Anton and Rahim believe that, through their knowledge and process, they have de-risked what is an admittedly risky area of investment, albeit one with an incredibly high ceiling. Rahim has two and half decades of experience in the field, helping to finance breakthrough drugs that, typically, control their own pricing, have up to 17 years of patent protection and enjoy 80-90% gross margins.

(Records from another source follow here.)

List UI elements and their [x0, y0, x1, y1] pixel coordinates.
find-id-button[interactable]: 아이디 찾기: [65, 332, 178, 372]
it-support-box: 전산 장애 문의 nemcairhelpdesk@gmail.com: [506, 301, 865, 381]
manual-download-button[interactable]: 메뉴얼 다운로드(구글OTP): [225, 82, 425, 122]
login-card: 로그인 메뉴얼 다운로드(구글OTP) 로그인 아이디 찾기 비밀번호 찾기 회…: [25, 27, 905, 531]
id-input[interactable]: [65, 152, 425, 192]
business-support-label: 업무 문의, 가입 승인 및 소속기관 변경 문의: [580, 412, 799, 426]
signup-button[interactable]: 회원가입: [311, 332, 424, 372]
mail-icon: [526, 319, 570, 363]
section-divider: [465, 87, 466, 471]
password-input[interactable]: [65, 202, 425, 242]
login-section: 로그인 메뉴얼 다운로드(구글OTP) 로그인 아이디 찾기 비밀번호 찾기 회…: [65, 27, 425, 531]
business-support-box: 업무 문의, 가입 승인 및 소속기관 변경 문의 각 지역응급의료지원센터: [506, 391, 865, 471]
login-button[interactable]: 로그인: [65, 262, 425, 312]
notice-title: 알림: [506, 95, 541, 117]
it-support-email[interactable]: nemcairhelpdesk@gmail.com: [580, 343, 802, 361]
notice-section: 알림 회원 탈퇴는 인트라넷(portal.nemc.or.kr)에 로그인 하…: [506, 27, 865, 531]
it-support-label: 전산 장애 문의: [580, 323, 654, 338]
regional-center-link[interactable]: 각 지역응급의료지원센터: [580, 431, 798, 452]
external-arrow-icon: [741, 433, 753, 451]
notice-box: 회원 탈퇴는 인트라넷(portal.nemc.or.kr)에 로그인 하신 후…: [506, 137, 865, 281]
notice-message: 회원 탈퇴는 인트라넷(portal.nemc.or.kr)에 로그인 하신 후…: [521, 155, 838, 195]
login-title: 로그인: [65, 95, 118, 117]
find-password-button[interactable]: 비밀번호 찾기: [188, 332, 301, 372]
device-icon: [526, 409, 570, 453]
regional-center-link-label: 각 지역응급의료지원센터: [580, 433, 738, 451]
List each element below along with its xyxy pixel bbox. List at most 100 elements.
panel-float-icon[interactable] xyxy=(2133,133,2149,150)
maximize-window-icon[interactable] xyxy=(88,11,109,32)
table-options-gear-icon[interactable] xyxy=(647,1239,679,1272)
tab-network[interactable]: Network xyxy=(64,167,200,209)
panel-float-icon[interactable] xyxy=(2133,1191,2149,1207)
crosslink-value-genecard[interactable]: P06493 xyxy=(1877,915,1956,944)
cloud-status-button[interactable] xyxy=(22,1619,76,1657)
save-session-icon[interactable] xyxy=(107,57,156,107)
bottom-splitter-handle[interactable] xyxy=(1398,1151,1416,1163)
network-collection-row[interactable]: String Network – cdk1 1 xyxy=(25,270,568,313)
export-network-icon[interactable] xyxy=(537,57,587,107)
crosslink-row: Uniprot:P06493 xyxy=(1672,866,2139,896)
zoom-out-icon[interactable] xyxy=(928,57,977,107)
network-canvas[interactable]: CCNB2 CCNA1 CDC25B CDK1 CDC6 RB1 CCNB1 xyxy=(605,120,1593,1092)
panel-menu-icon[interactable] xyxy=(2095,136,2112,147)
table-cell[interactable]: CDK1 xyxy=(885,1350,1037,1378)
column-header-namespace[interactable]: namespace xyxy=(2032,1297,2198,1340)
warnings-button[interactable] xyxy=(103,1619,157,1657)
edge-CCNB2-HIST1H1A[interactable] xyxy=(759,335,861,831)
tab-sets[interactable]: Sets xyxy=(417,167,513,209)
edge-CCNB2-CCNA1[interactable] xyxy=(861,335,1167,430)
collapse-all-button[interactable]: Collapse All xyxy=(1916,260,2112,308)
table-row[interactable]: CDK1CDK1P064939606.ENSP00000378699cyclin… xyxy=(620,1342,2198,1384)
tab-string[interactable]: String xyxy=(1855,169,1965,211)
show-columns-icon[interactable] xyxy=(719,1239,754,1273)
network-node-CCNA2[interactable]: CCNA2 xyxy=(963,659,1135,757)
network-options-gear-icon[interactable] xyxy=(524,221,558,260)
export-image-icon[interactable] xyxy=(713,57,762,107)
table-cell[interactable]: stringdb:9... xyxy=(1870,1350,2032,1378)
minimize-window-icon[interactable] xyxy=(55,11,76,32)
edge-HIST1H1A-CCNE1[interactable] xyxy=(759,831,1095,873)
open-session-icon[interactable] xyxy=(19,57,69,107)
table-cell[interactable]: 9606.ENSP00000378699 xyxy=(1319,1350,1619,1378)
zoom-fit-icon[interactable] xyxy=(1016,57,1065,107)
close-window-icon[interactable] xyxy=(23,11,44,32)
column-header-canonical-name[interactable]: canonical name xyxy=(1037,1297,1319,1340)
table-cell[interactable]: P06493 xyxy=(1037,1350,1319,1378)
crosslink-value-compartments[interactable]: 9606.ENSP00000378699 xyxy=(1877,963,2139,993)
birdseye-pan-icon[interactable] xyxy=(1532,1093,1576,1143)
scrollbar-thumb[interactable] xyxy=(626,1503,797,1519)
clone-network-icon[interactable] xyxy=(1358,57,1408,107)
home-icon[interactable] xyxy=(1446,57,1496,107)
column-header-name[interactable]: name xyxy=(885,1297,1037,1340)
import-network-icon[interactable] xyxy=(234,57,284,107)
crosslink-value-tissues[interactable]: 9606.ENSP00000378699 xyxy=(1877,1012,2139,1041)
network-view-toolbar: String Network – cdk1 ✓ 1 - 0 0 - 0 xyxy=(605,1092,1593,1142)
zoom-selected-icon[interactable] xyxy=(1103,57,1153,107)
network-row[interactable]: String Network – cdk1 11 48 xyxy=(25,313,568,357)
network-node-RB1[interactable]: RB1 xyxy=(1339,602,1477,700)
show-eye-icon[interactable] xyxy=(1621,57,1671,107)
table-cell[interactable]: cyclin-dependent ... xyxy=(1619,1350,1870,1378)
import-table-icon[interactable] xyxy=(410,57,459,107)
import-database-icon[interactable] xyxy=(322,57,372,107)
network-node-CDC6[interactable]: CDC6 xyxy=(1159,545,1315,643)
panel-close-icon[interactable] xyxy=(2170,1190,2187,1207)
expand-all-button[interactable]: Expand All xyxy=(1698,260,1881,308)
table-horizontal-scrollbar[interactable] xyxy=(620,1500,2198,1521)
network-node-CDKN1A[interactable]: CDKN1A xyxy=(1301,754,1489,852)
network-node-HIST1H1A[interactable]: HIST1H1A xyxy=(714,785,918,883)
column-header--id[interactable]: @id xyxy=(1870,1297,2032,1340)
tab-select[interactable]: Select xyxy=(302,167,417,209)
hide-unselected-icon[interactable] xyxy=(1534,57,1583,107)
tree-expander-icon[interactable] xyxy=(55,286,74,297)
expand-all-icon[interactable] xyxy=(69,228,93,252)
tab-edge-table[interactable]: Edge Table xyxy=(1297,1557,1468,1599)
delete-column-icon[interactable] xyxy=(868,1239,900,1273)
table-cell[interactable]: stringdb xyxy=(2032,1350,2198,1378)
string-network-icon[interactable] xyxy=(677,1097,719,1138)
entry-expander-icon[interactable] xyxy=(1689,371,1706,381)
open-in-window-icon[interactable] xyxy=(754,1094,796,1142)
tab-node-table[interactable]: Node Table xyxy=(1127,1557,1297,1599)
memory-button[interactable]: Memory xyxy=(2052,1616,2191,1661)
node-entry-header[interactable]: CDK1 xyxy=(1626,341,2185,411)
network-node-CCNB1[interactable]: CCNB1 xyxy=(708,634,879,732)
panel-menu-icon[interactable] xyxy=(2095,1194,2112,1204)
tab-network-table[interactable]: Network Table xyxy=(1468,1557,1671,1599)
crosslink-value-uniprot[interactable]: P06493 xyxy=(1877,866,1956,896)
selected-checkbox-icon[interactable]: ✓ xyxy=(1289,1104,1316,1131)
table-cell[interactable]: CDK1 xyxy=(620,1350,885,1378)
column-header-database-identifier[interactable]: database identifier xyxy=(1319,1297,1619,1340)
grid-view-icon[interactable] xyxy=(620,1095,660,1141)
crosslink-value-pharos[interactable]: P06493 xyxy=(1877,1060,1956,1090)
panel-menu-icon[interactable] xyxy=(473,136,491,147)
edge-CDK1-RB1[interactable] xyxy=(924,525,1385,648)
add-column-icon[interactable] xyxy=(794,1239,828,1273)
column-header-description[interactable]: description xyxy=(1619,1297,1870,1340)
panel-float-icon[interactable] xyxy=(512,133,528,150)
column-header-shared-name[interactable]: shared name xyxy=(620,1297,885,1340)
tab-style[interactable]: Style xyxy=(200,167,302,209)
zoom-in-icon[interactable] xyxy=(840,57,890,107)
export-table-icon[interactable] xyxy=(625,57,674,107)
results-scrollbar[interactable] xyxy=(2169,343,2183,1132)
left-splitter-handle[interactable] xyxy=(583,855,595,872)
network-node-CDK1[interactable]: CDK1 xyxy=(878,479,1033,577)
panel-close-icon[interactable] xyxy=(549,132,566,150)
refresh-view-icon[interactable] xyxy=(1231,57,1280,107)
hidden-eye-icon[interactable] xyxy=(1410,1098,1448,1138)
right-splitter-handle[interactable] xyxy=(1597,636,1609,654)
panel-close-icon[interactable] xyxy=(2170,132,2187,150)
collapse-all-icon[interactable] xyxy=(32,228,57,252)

Critical to Next Edge’s approach is the stage of drug development that it owns a company. It takes about a decade to go through phase one and two, the latter of which has a 70% failure rate. Next Edge, therefore, takes the 30% that are post-phase two and does its own research to whittle down which ones it thinks can be a commercial success story.

Rahim said: “The timeline where we might hold a stock is shortened and it dramatically increases our chance of success. [At that stage], not only do you have the science going on in the background but governments are more accommodating to get it through the system.”

The portfolio manager pointed to Alexion, which he invested in at his previous company during phase three. It was treating a rare disease, called PNH – a life-threatening blood affliction – and developed a drug called Soliris, which meant Alexion became a $20 billion firm.

Of course, there are risks for the investor. Side effects could be discovered or a patient might die in trial, and there is the transition from a clinical development company to a commercial enterprise, which can trip up an otherwise outstanding company.

“It’s all part of the investment risk,” Rahim said, “which is why you want to have a diversified approach.”

He added: “This is a secular growth theme but we have a specific discipline as to how we choose our companies because it is a high-risk sector, it is not a do-it-yourself sector.

“If you want large-cap, yesterday’s winners, buy the ETFs. We are focused on holding the companies we think over the course of the cycle will become the next $20 billion to $100 billion-dollar companies."